The last time he was evaluated Will was graduating from high school and almost 20 years old. I was told, It is a stretch but not much of a stretch to say he has characteristics of autism. When I read the booklet summarizing autisms outward signs, for the first time I recognized so many of his behaviors as a syndrome and experienced deep relief. At last he began to make sense to me as a whole person. Instead of thinking I might work with him through one behavior only to have another demand attention, I could accept that these behaviors went together-and might not change significantly. He would always perseverate; be prone to humming when he needed to concentrate by shutting out the world; not show feelings easily; not look me in the eye for more than seconds at a time; talk about his world incessantly, connecting only tangentially to mine; work through his emotions by retelling stories over and over again; let me hug him but only rarely return the hug.

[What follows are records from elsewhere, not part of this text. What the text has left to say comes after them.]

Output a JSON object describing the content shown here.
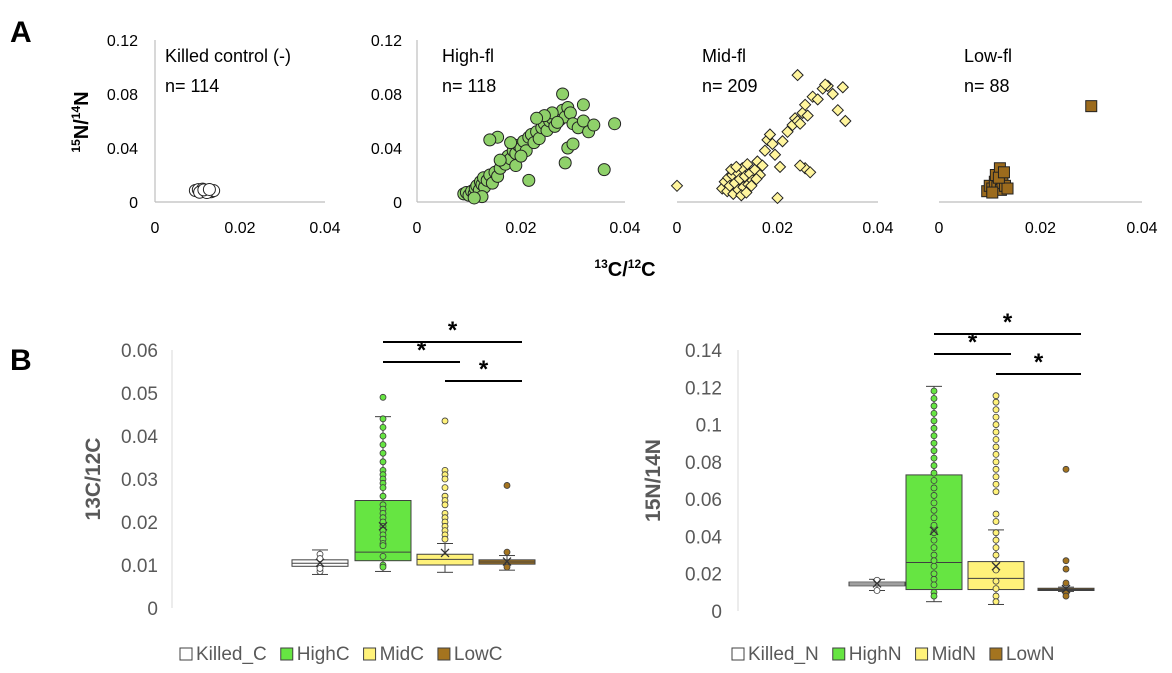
{
  "panel_labels": {
    "a": "A",
    "b": "B"
  },
  "scatter": {
    "ylabel": {
      "base": "N/",
      "sup1": "15",
      "sup2": "14",
      "tail": "N"
    },
    "xlabel": {
      "sup1": "13",
      "base": "C/",
      "sup2": "12",
      "tail": "C"
    }
  },
  "chart_data": [
    {
      "type": "scatter",
      "title": "Killed  control (-)",
      "n_label": "n= 114",
      "xlim": [
        0,
        0.04
      ],
      "ylim": [
        0,
        0.12
      ],
      "xticks": [
        "0",
        "0.02",
        "0.04"
      ],
      "yticks": [
        "0",
        "0.04",
        "0.08",
        "0.12"
      ],
      "marker": "circle",
      "fill": "#ffffff",
      "points": [
        [
          0.0095,
          0.0085
        ],
        [
          0.0102,
          0.0092
        ],
        [
          0.0108,
          0.0078
        ],
        [
          0.0112,
          0.0095
        ],
        [
          0.0118,
          0.0082
        ],
        [
          0.0125,
          0.0088
        ],
        [
          0.0132,
          0.0076
        ],
        [
          0.0138,
          0.0084
        ],
        [
          0.0105,
          0.0072
        ],
        [
          0.0122,
          0.007
        ],
        [
          0.0115,
          0.009
        ],
        [
          0.0128,
          0.0093
        ]
      ]
    },
    {
      "type": "scatter",
      "title": "High-fl",
      "n_label": "n= 118",
      "xlim": [
        0,
        0.04
      ],
      "ylim": [
        0,
        0.12
      ],
      "xticks": [
        "0",
        "0.02",
        "0.04"
      ],
      "yticks": [
        "0",
        "0.04",
        "0.08",
        "0.12"
      ],
      "marker": "circle",
      "fill": "#8fd16a",
      "points": [
        [
          0.009,
          0.006
        ],
        [
          0.0095,
          0.007
        ],
        [
          0.01,
          0.005
        ],
        [
          0.0105,
          0.008
        ],
        [
          0.011,
          0.006
        ],
        [
          0.0112,
          0.01
        ],
        [
          0.0115,
          0.012
        ],
        [
          0.012,
          0.009
        ],
        [
          0.0122,
          0.015
        ],
        [
          0.0125,
          0.013
        ],
        [
          0.013,
          0.011
        ],
        [
          0.0128,
          0.018
        ],
        [
          0.0135,
          0.016
        ],
        [
          0.014,
          0.02
        ],
        [
          0.0145,
          0.014
        ],
        [
          0.015,
          0.022
        ],
        [
          0.0155,
          0.019
        ],
        [
          0.016,
          0.025
        ],
        [
          0.0165,
          0.03
        ],
        [
          0.017,
          0.028
        ],
        [
          0.0175,
          0.034
        ],
        [
          0.018,
          0.032
        ],
        [
          0.0185,
          0.038
        ],
        [
          0.019,
          0.036
        ],
        [
          0.0195,
          0.042
        ],
        [
          0.02,
          0.04
        ],
        [
          0.0205,
          0.045
        ],
        [
          0.021,
          0.038
        ],
        [
          0.0215,
          0.048
        ],
        [
          0.022,
          0.05
        ],
        [
          0.0225,
          0.044
        ],
        [
          0.023,
          0.052
        ],
        [
          0.0235,
          0.047
        ],
        [
          0.024,
          0.055
        ],
        [
          0.0245,
          0.058
        ],
        [
          0.025,
          0.053
        ],
        [
          0.0255,
          0.06
        ],
        [
          0.026,
          0.062
        ],
        [
          0.0265,
          0.056
        ],
        [
          0.027,
          0.065
        ],
        [
          0.0275,
          0.061
        ],
        [
          0.028,
          0.068
        ],
        [
          0.0285,
          0.063
        ],
        [
          0.029,
          0.07
        ],
        [
          0.0295,
          0.066
        ],
        [
          0.03,
          0.058
        ],
        [
          0.031,
          0.055
        ],
        [
          0.032,
          0.06
        ],
        [
          0.033,
          0.052
        ],
        [
          0.034,
          0.057
        ],
        [
          0.028,
          0.08
        ],
        [
          0.026,
          0.066
        ],
        [
          0.0245,
          0.064
        ],
        [
          0.029,
          0.04
        ],
        [
          0.03,
          0.043
        ],
        [
          0.0285,
          0.029
        ],
        [
          0.032,
          0.072
        ],
        [
          0.027,
          0.059
        ],
        [
          0.023,
          0.062
        ],
        [
          0.018,
          0.044
        ],
        [
          0.0155,
          0.048
        ],
        [
          0.014,
          0.046
        ],
        [
          0.019,
          0.027
        ],
        [
          0.0215,
          0.016
        ],
        [
          0.036,
          0.024
        ],
        [
          0.038,
          0.058
        ],
        [
          0.0125,
          0.004
        ],
        [
          0.011,
          0.003
        ],
        [
          0.02,
          0.034
        ],
        [
          0.016,
          0.031
        ]
      ]
    },
    {
      "type": "scatter",
      "title": "Mid-fl",
      "n_label": "n= 209",
      "xlim": [
        0,
        0.04
      ],
      "ylim": [
        0,
        0.12
      ],
      "xticks": [
        "0",
        "0.02",
        "0.04"
      ],
      "yticks": [],
      "marker": "diamond",
      "fill": "#fff59d",
      "points": [
        [
          0.0,
          0.012
        ],
        [
          0.009,
          0.01
        ],
        [
          0.0095,
          0.015
        ],
        [
          0.01,
          0.008
        ],
        [
          0.0102,
          0.018
        ],
        [
          0.0105,
          0.012
        ],
        [
          0.011,
          0.02
        ],
        [
          0.0112,
          0.006
        ],
        [
          0.0115,
          0.014
        ],
        [
          0.012,
          0.022
        ],
        [
          0.0122,
          0.009
        ],
        [
          0.0125,
          0.017
        ],
        [
          0.013,
          0.025
        ],
        [
          0.0132,
          0.011
        ],
        [
          0.0135,
          0.019
        ],
        [
          0.014,
          0.028
        ],
        [
          0.0142,
          0.013
        ],
        [
          0.0145,
          0.021
        ],
        [
          0.015,
          0.016
        ],
        [
          0.0155,
          0.024
        ],
        [
          0.016,
          0.03
        ],
        [
          0.0165,
          0.02
        ],
        [
          0.017,
          0.027
        ],
        [
          0.0175,
          0.038
        ],
        [
          0.018,
          0.046
        ],
        [
          0.0185,
          0.05
        ],
        [
          0.019,
          0.043
        ],
        [
          0.0195,
          0.035
        ],
        [
          0.02,
          0.003
        ],
        [
          0.0205,
          0.026
        ],
        [
          0.021,
          0.045
        ],
        [
          0.022,
          0.052
        ],
        [
          0.023,
          0.057
        ],
        [
          0.0235,
          0.062
        ],
        [
          0.024,
          0.06
        ],
        [
          0.0245,
          0.058
        ],
        [
          0.025,
          0.066
        ],
        [
          0.0255,
          0.072
        ],
        [
          0.026,
          0.064
        ],
        [
          0.027,
          0.078
        ],
        [
          0.028,
          0.076
        ],
        [
          0.029,
          0.084
        ],
        [
          0.03,
          0.086
        ],
        [
          0.031,
          0.08
        ],
        [
          0.032,
          0.068
        ],
        [
          0.033,
          0.085
        ],
        [
          0.0335,
          0.06
        ],
        [
          0.024,
          0.094
        ],
        [
          0.0255,
          0.025
        ],
        [
          0.0245,
          0.027
        ],
        [
          0.0265,
          0.022
        ],
        [
          0.0295,
          0.087
        ],
        [
          0.0108,
          0.024
        ],
        [
          0.0118,
          0.026
        ],
        [
          0.0128,
          0.005
        ],
        [
          0.0138,
          0.007
        ],
        [
          0.0148,
          0.012
        ],
        [
          0.0158,
          0.017
        ]
      ]
    },
    {
      "type": "scatter",
      "title": "Low-fl",
      "n_label": "n= 88",
      "xlim": [
        0,
        0.04
      ],
      "ylim": [
        0,
        0.12
      ],
      "xticks": [
        "0",
        "0.02",
        "0.04"
      ],
      "yticks": [],
      "marker": "square",
      "fill": "#9c6b1d",
      "points": [
        [
          0.0095,
          0.008
        ],
        [
          0.01,
          0.012
        ],
        [
          0.0105,
          0.01
        ],
        [
          0.011,
          0.015
        ],
        [
          0.0112,
          0.02
        ],
        [
          0.0115,
          0.011
        ],
        [
          0.012,
          0.025
        ],
        [
          0.0122,
          0.009
        ],
        [
          0.0125,
          0.014
        ],
        [
          0.013,
          0.012
        ],
        [
          0.0135,
          0.01
        ],
        [
          0.0105,
          0.007
        ],
        [
          0.0118,
          0.018
        ],
        [
          0.0128,
          0.022
        ],
        [
          0.03,
          0.071
        ]
      ]
    },
    {
      "type": "box",
      "ylabel": "13C/12C",
      "ylim": [
        0,
        0.06
      ],
      "yticks": [
        "0",
        "0.01",
        "0.02",
        "0.03",
        "0.04",
        "0.05",
        "0.06"
      ],
      "legend": [
        "Killed_C",
        "HighC",
        "MidC",
        "LowC"
      ],
      "legend_position": "bottom",
      "significance": [
        {
          "from": 2,
          "to": 4,
          "label": "*"
        },
        {
          "from": 2,
          "to": 3,
          "label": "*"
        },
        {
          "from": 3,
          "to": 4,
          "label": "*"
        }
      ],
      "series": [
        {
          "name": "Killed_C",
          "fill": "#ffffff",
          "whisker_low": 0.0078,
          "q1": 0.0097,
          "median": 0.0104,
          "q3": 0.0112,
          "whisker_high": 0.0135,
          "mean": 0.0105,
          "outliers": [
            0.0125,
            0.0085,
            0.0092,
            0.0115
          ]
        },
        {
          "name": "HighC",
          "fill": "#66e542",
          "whisker_low": 0.0085,
          "q1": 0.011,
          "median": 0.013,
          "q3": 0.025,
          "whisker_high": 0.0445,
          "mean": 0.019,
          "outliers": [
            0.049,
            0.044,
            0.042,
            0.04,
            0.038,
            0.036,
            0.034,
            0.032,
            0.031,
            0.03,
            0.029,
            0.028,
            0.026,
            0.024,
            0.023,
            0.022,
            0.021,
            0.02,
            0.019,
            0.018,
            0.017,
            0.016,
            0.015,
            0.0145,
            0.012,
            0.01,
            0.0095
          ]
        },
        {
          "name": "MidC",
          "fill": "#fff27a",
          "whisker_low": 0.0083,
          "q1": 0.01,
          "median": 0.0113,
          "q3": 0.0125,
          "whisker_high": 0.015,
          "mean": 0.0128,
          "outliers": [
            0.0435,
            0.032,
            0.031,
            0.03,
            0.028,
            0.026,
            0.025,
            0.024,
            0.022,
            0.021,
            0.02,
            0.019,
            0.018,
            0.017,
            0.016
          ]
        },
        {
          "name": "LowC",
          "fill": "#a4741f",
          "whisker_low": 0.0088,
          "q1": 0.0102,
          "median": 0.0107,
          "q3": 0.0112,
          "whisker_high": 0.0122,
          "mean": 0.0108,
          "outliers": [
            0.0285,
            0.013,
            0.0095
          ]
        }
      ]
    },
    {
      "type": "box",
      "ylabel": "15N/14N",
      "ylim": [
        0,
        0.14
      ],
      "yticks": [
        "0",
        "0.02",
        "0.04",
        "0.06",
        "0.08",
        "0.1",
        "0.12",
        "0.14"
      ],
      "legend": [
        "Killed_N",
        "HighN",
        "MidN",
        "LowN"
      ],
      "legend_position": "bottom",
      "significance": [
        {
          "from": 2,
          "to": 4,
          "label": "*"
        },
        {
          "from": 2,
          "to": 3,
          "label": "*"
        },
        {
          "from": 3,
          "to": 4,
          "label": "*"
        }
      ],
      "series": [
        {
          "name": "Killed_N",
          "fill": "#ffffff",
          "whisker_low": 0.011,
          "q1": 0.0135,
          "median": 0.0145,
          "q3": 0.0155,
          "whisker_high": 0.017,
          "mean": 0.0148,
          "outliers": [
            0.011,
            0.0165
          ]
        },
        {
          "name": "HighN",
          "fill": "#66e542",
          "whisker_low": 0.005,
          "q1": 0.0115,
          "median": 0.026,
          "q3": 0.073,
          "whisker_high": 0.1205,
          "mean": 0.043,
          "outliers": [
            0.118,
            0.114,
            0.11,
            0.106,
            0.102,
            0.098,
            0.094,
            0.09,
            0.086,
            0.082,
            0.078,
            0.074,
            0.07,
            0.066,
            0.062,
            0.058,
            0.054,
            0.05,
            0.046,
            0.042,
            0.038,
            0.034,
            0.03,
            0.027,
            0.024,
            0.02,
            0.017,
            0.014,
            0.01,
            0.008
          ]
        },
        {
          "name": "MidN",
          "fill": "#fff27a",
          "whisker_low": 0.0035,
          "q1": 0.0115,
          "median": 0.0175,
          "q3": 0.0265,
          "whisker_high": 0.0435,
          "mean": 0.024,
          "outliers": [
            0.1155,
            0.112,
            0.108,
            0.104,
            0.1,
            0.096,
            0.092,
            0.088,
            0.084,
            0.08,
            0.076,
            0.072,
            0.068,
            0.064,
            0.052,
            0.048,
            0.042,
            0.038,
            0.034,
            0.03,
            0.022,
            0.016,
            0.012,
            0.008,
            0.005
          ]
        },
        {
          "name": "LowN",
          "fill": "#a4741f",
          "whisker_low": 0.0105,
          "q1": 0.011,
          "median": 0.0115,
          "q3": 0.0122,
          "whisker_high": 0.0128,
          "mean": 0.0118,
          "outliers": [
            0.076,
            0.027,
            0.0225,
            0.015,
            0.0095,
            0.008
          ]
        }
      ]
    }
  ]
}
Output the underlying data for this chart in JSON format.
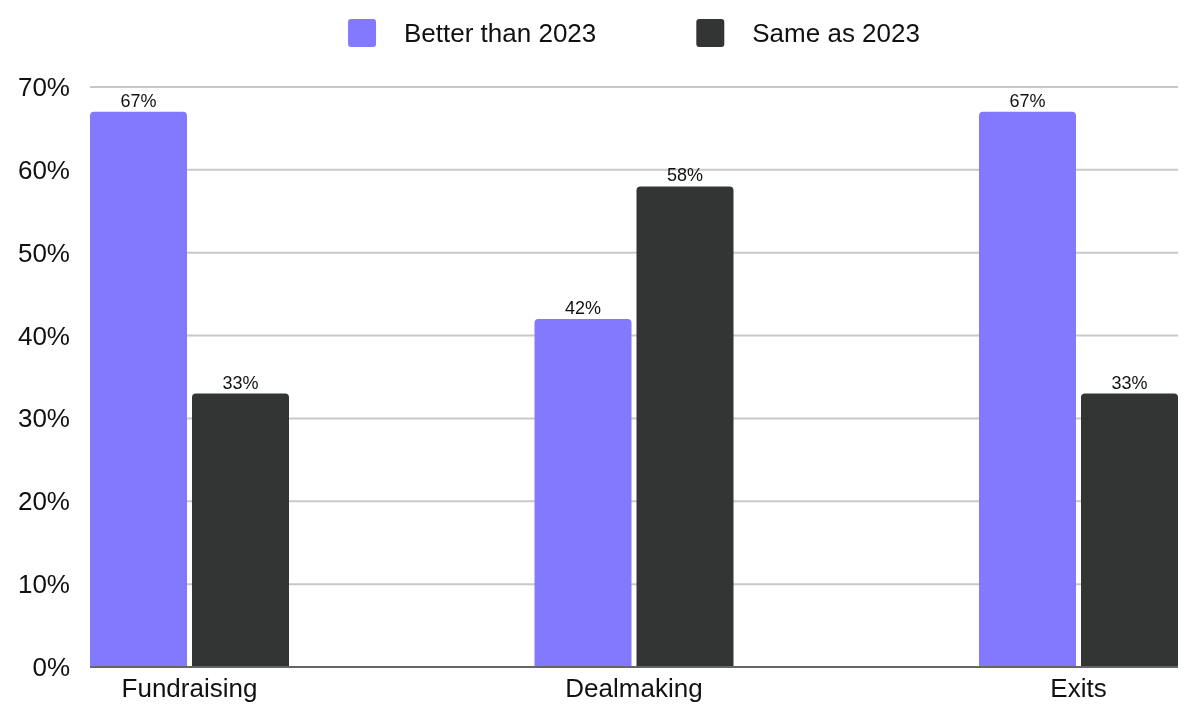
{
  "chart_data": {
    "type": "bar",
    "categories": [
      "Fundraising",
      "Dealmaking",
      "Exits"
    ],
    "series": [
      {
        "name": "Better than 2023",
        "color": "#8379ff",
        "values": [
          67,
          42,
          67
        ],
        "value_labels": [
          "67%",
          "42%",
          "67%"
        ]
      },
      {
        "name": "Same as 2023",
        "color": "#333534",
        "values": [
          33,
          58,
          33
        ],
        "value_labels": [
          "33%",
          "58%",
          "33%"
        ]
      }
    ],
    "ylim": [
      0,
      70
    ],
    "yticks": [
      {
        "value": 0,
        "label": "0%"
      },
      {
        "value": 10,
        "label": "10%"
      },
      {
        "value": 20,
        "label": "20%"
      },
      {
        "value": 30,
        "label": "30%"
      },
      {
        "value": 40,
        "label": "40%"
      },
      {
        "value": 50,
        "label": "50%"
      },
      {
        "value": 60,
        "label": "60%"
      },
      {
        "value": 70,
        "label": "70%"
      }
    ],
    "grid": "y",
    "legend": "top"
  }
}
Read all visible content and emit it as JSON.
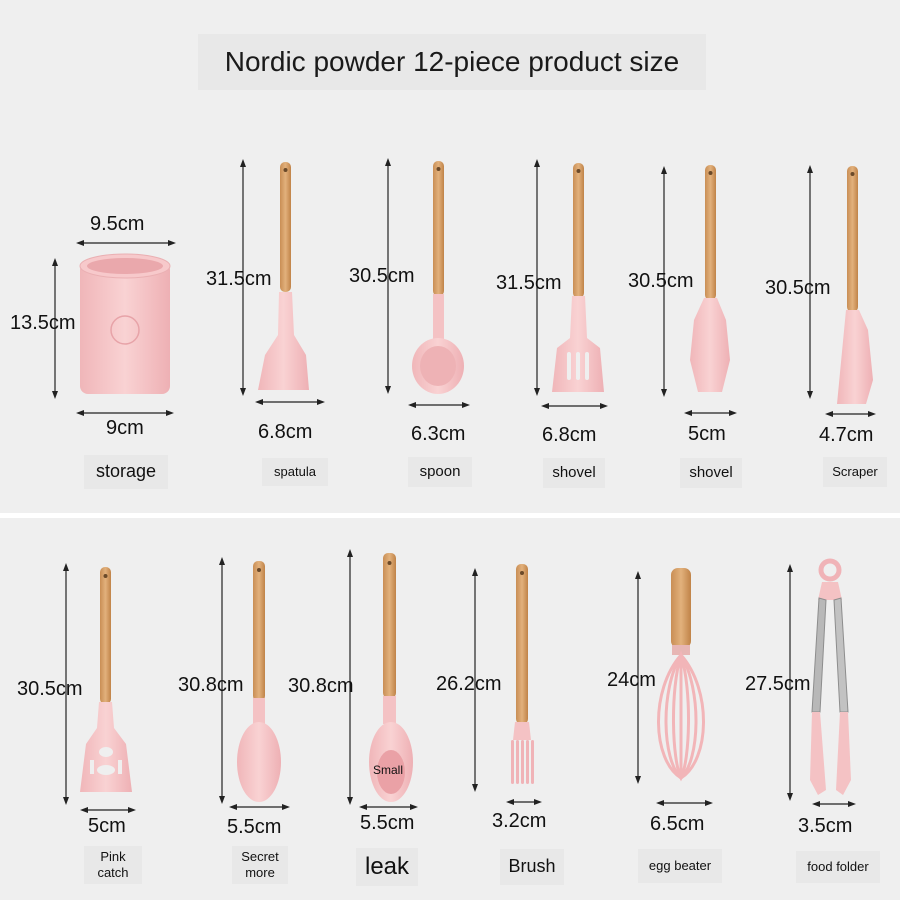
{
  "title": "Nordic powder 12-piece product size",
  "colors": {
    "pink": "#f4c2c4",
    "pink_dark": "#e9a7ab",
    "wood": "#d7a36b",
    "wood_dark": "#b98450",
    "background": "#efefef"
  },
  "top_row": [
    {
      "id": "storage",
      "label": "storage",
      "height": "13.5cm",
      "width_top": "9.5cm",
      "width": "9cm"
    },
    {
      "id": "spatula",
      "label": "spatula",
      "height": "31.5cm",
      "width": "6.8cm"
    },
    {
      "id": "spoon",
      "label": "spoon",
      "height": "30.5cm",
      "width": "6.3cm"
    },
    {
      "id": "shovel1",
      "label": "shovel",
      "height": "31.5cm",
      "width": "6.8cm"
    },
    {
      "id": "shovel2",
      "label": "shovel",
      "height": "30.5cm",
      "width": "5cm"
    },
    {
      "id": "scraper",
      "label": "Scraper",
      "height": "30.5cm",
      "width": "4.7cm"
    }
  ],
  "bottom_row": [
    {
      "id": "pink_catch",
      "label": "Pink catch",
      "height": "30.5cm",
      "width": "5cm"
    },
    {
      "id": "secret_more",
      "label": "Secret more",
      "height": "30.8cm",
      "width": "5.5cm"
    },
    {
      "id": "leak",
      "label": "leak",
      "height": "30.8cm",
      "width": "5.5cm",
      "tag": "Small"
    },
    {
      "id": "brush",
      "label": "Brush",
      "height": "26.2cm",
      "width": "3.2cm"
    },
    {
      "id": "egg_beater",
      "label": "egg beater",
      "height": "24cm",
      "width": "6.5cm"
    },
    {
      "id": "food_folder",
      "label": "food folder",
      "height": "27.5cm",
      "width": "3.5cm"
    }
  ]
}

And yet, with his two older sisters, Will, now 30, lowered his fathers ashes into the grave. When I turned to look at him as the brief service ended, he was standing by his grandfathers grave, his grandmothers name already engraved with her birth date. I saw his stoic face crumple and dissolve with tears-one tear, a daughter later tells me-running down his cheeks. I held him, feeling at once the man and the baby, and he embraced me, letting me hold him in his agony. His body shook silently as he allowed all of us to see his suffering.